Afin de lutter spécifiquement contre les infractions routières, un article L.221-6-1 du Code pénal a été créé. Cet article prévoit 5 ans d’emprisonnement et 75 000 euros d’amende « lorsque la maladresse, l’imprudence, l’inattention, la négligence ou le manquement à une obligation législative ou règlementaire de prudence ou de sécurité (…) est commis par le conducteur d’un véhicule terrestre à moteur ».

Depuis la loi dite « Badinter » du 5 juillet 19852, il existe un régime spécifique d’indemnisation des victimes d’accidents de la circulation

Nouveaux délits « homicide routier » et « blessures routières »

De nouveaux délits d' »homicide routier » et « de blessures routières » sanctionneront désormais les conducteurs ayant causé, sans intention volontaire, la mort ou des blessures ayant entraîné une incapacité totale de travail (ITT) de moins ou plus de trois mois, dans certaines circonstances aggravantes :

  • violation délibérée du code de la route ;
  • état d’ivresse ou refus d’un contrôle d’alcoolémie ;
  • consommation de drogues ou refus d’un test salivaire ;
  • consommation volontaire de substances psychoactives de façon détournée ou manifestement excessive (par exemple usage détourné du protoxyde d’azote ou surconsommation de médicaments) ;
  • conduite sans permis ;
  • excès de vitesse de 30 km/h ou plus ;
  • délit de fuite ;
  • non-assistance à personne en danger ;
  • utilisation d’écouteurs ou d’un téléphone à la main ;
  • refus d’obtempérer ;
  • participation à un rodéo urbain

Il est important de noter que la  proposition de loi ne modifie pas les peines principales encourues. L’homicide routier et les blessures routières seront passibles des mêmes peines que celles prévues aujourd’hui pour homicide ou atteinte involontaire commis par un « chauffard ». En cas d’accident mortel, les peines maximales restent de 7 ans de prison et 100 000 d’amende s’il y a une seule circonstance aggravante (telle une conduite en état d’ivresse) et de 10 ans de prison et 150 000 euros d’amende en cas de pluralité de circonstances aggravantes (comme une conduite sans permis et en excès de vitesse).

Quelques chiffres

En 2022, 3 267 personnes ont trouvé la mort en France métropolitaine. Après une baisse régulière de la mortalité routière (en partie à la faveur de la crise Covid limitant les déplacements), cette dernière est en légère augmentation (+19 morts) par rapport à 2018 pour revenir à son niveau de 2013.

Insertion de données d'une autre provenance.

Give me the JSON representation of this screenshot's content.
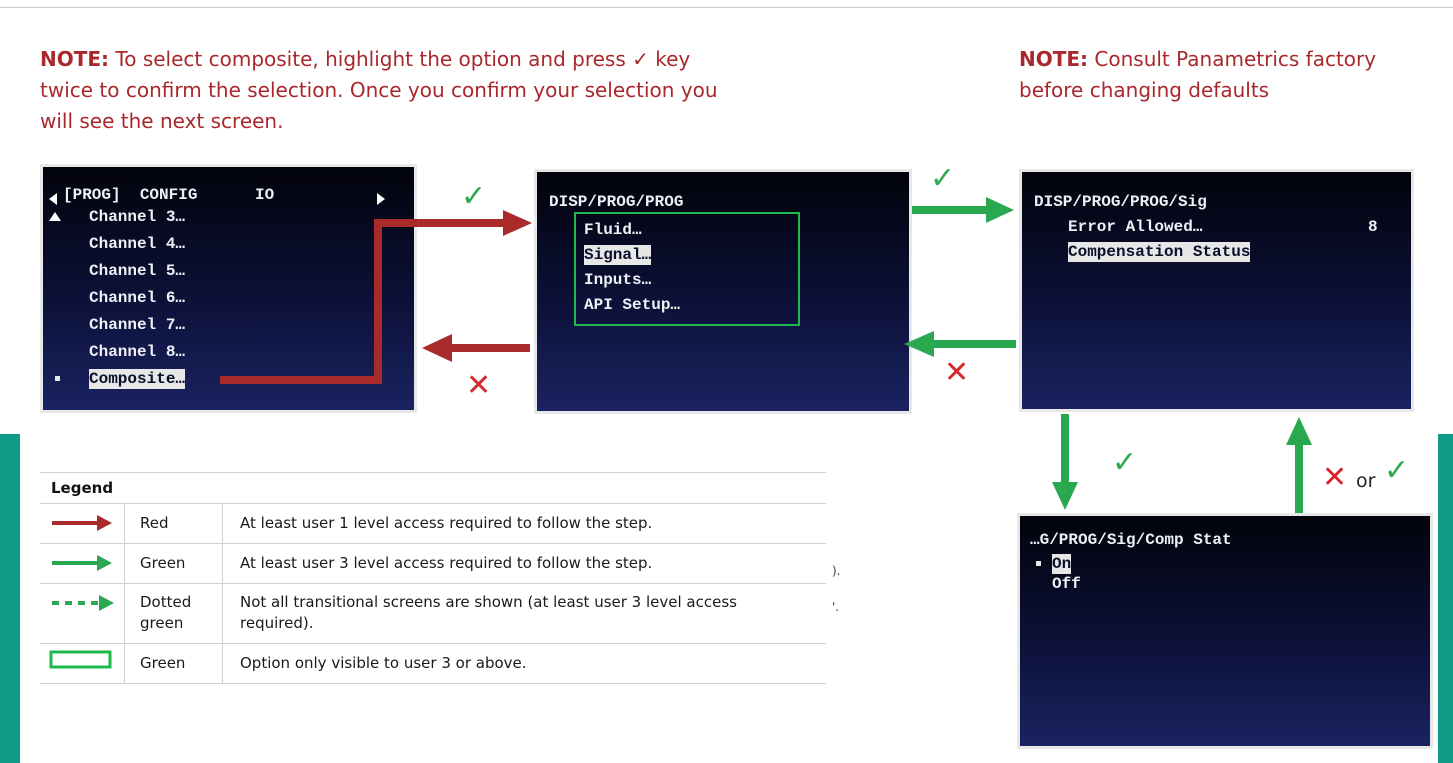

L’alcool est responsable de 30% de la mortalité routière.

Dans un accident mortel sur cinq, un conducteur est positif aux stupéfiants. Ce taux atteint un accident mortel sur trois durant les week-ends. Dans les accidents mortels, 12 % des conducteurs contrôlés sont positifs aux stupéfiants. En 2021, 436 personnes ont été tuées dans un accident impliquant des stupéfiants (test statistique incomplet). En 2021, sur 6,65 millions de contrôles 1,88 million d’infractions pour excès de vitesse ont été relevées, soit plus d’un quart du total (28,3 %).

Sur le plan conjoncturel, les six premiers mois de l’année 2023 pour la France métropolitaine présentent une réduction significative de -11 % de la mortalité par rapport à 2022.

La proposition de loi a été adoptée par les députés en 1ere lecture. Le texte doit être examiné par le Sénat dès son inscription à l’ordre du jour.